Lea Rodenburg said...

Poverty and the conservation of biodiversity are definitely linked. As these are both very important issues that governments deal with, decisions must be made about how much time and money is dedicated to each issue. However, these two topics are connected in many more very complicated ways. Sometimes the efforts of conservation can impede on the livelihoods of people living in impoverished areas. Impoverished or otherwise relatively underdeveloped countries are homes to many people who live off the land, and if conservationists decide that land needs to be protected for the sake of biodiversity conservation, then the people who lived there find themselves suffering losses they cannot replace on their own. There are situations in which reimbursement is provided to the people for lost opportunity costs, but some people call for more action.

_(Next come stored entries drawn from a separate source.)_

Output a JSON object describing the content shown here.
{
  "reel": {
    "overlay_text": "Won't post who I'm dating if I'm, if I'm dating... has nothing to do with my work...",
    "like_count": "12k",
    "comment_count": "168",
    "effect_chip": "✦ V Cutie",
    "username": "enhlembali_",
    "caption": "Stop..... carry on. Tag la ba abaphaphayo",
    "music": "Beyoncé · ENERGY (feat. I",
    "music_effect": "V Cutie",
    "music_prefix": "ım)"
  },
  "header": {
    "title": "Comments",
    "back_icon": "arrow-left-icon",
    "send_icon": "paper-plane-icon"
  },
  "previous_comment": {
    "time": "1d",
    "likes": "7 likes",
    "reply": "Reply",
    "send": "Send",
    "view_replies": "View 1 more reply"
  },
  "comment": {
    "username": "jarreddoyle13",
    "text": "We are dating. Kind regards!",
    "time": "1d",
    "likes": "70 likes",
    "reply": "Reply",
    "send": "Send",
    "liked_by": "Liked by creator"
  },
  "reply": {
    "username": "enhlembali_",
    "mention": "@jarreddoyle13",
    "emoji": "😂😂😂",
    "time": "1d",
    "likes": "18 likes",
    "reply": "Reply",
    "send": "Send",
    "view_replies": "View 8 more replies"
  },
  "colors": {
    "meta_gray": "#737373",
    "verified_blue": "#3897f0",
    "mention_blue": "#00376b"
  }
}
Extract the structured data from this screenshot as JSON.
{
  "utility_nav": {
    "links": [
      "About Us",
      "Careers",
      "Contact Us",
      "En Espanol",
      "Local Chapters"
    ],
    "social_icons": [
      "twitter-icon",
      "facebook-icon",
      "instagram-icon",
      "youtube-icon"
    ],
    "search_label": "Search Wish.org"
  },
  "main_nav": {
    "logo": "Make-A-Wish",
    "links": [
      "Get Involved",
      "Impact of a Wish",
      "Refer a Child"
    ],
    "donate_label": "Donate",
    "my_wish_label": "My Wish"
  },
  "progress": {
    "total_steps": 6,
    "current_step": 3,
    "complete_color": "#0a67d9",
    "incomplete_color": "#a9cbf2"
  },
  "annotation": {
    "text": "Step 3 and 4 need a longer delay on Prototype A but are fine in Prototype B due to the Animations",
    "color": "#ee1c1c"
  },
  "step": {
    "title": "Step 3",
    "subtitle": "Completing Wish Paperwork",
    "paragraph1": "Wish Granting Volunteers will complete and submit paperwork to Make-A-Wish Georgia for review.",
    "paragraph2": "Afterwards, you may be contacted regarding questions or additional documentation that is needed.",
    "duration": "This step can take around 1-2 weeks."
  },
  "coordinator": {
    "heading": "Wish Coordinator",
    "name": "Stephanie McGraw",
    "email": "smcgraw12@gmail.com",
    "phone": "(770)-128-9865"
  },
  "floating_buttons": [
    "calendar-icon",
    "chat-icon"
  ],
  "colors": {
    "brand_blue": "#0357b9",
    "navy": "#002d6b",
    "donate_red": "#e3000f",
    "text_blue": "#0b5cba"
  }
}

In “Global Biodiversity Conservation and the Alleviation of Poverty” by Turner et. al., it is argued that conservation has the potential to support impoverished areas in more ways than what is being done now. “The aggregate benefits [of conservation efforts] are valued at three times the estimated opportunity costs and exceed $1 per person per day for 331 million of the world's poorest people.” The paper goes on to suggest a win-win strategy to help both biodiversity conservation efforts and alleviate poverty at the same time in a bigger, better way. This is just one of many papers written by people who see that there is a strong link between poverty and conservation and recognize that these two issues need to be dealt with together since they are so interconnected.

Turner, W.R., et al., "Global Biodiversity Conservation and the Alleviation of Poverty". BioScience 62: 85–92.